Dünya’nın iki süper gücü Çin ve ABD’nin yeni başkanlarını seçeceği bu hafta, dünyanın önümüzdeki dönemdeki küresel politika yapıcılarının belirleneceği önemli bir hafta olarak öne çıkıyor. 8 Kasım’da gerçekleştirilecek olan Çin Komünist Parti Kongresi ile Çin’in yeni Devlet Başkanı olması beklenen Xi Jinping (Şi Cinping); Çin Komünist Parti’sinin bugünkü liberal ekonomi, sosyal devlet politikalarının temelini oluşturan Deng Xiaoping’in politikalarını destekleyen sevilen bir politikacı olan Xi Zhongxun (Şi Congşun)’un oğludur. Saygıdeğer bir aileden gelmesinin yanı sıra, Çin’de sevilen bir şarkıcı olan Peng Liyuan ile evli olması dolayısıyla halkın sevdiği bir isim olan Xi Jinping’den sadece Çin değil, tüm dünya halihazırdaki sorunların çözümü için büyük beklenti içerisindedir. Çin Komünist Partisi Kongresi ile ilgili bir sonraki yazımda daha detaylı değerlendirmelerde bulunmayı düşünüyorum ancak bu yazımda daha çok Çin’de en çok tartışılan konular olan ekonomik yavaşlama ve son ekonomik veriler ile dış politikadaki sıcak gelişmeler üzerinde duracağım.
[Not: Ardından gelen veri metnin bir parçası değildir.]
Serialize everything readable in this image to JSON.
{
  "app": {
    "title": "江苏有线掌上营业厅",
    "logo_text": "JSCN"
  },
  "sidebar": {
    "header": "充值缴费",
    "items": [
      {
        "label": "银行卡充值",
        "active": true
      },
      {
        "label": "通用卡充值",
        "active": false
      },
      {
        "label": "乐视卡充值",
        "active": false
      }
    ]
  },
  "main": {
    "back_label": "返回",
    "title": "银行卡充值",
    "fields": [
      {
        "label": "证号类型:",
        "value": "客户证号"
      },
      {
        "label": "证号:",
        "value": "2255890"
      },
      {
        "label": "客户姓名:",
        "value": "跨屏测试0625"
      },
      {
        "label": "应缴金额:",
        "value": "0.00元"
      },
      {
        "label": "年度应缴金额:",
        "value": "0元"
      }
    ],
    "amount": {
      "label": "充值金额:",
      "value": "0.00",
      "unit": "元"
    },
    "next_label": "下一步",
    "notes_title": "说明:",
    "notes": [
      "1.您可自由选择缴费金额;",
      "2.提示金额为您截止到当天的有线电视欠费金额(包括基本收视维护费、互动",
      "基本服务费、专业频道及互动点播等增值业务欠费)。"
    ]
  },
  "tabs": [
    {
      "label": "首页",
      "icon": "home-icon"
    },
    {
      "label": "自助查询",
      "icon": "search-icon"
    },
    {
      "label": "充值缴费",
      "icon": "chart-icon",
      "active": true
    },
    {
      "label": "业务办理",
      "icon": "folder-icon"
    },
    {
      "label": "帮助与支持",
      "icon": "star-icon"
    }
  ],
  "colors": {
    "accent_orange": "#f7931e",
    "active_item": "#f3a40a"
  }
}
Son yazımdan itibaren epey vakit geçtiği için geçtiğimiz aylarda hızlıca ısınan ve Çin’de hem ekonomik boykota, hem de protestolara neden olan, bugünlerde nispeten soğuduğunu gördüğümüz Japonya ile Çin arasındaki Diaoyu Adaları meselesine değinmeden geçemeyeceğim. Gerilimin üst seviyede olduğu günlerde iş gezisi için Diaoyu Adaları’na en yakın şehirlerden bir tanesi olan Fuzhou’da bulunduğumda dakikada bir üstümüzden geçen jetler ile Çin’in bu konuda ne kadar kararlı olduğunu bizzat gözlemleme imkanı buldum. Eylül başlarında Endonezya’yı takiben Çin’e gelen ABD Dışişleri Bakanı Hillary Clinton’ın Endonezya’da Güneydoğu Asya ülkelerine yapmış olduğu “Güney Çin Denizi’nde Çin’in sınır ihlalleri karşısında birlikte olun” ve her ne kadar biz karışmıyoruz dese de Diaoyu Adaları konusunda Japonya’yı destekler açıklamaları Çin basınında büyük tepki gördü. Ancak ABD’nin sonraki açıklamaları ile ilişkiler normal düzeyde seyrediyor. Afrika kıtasındaki ekonomik yatırımlar ve hükümetler ile ilişkiler paralelinde Çin’in açık ara üstünlüğü ABD için Güneydoğu Asya’yı dünyadaki gücünü sürdürmesi açısından stratejik kılıyor. Ancak, Dışişleri Bakanı Clinton’ın bu bölgeyi yoğun gündeminde tutması bile Çin’in bu bölgedeki aktifliğini gölgelemeye yetmeyecek gibi gözüküyor.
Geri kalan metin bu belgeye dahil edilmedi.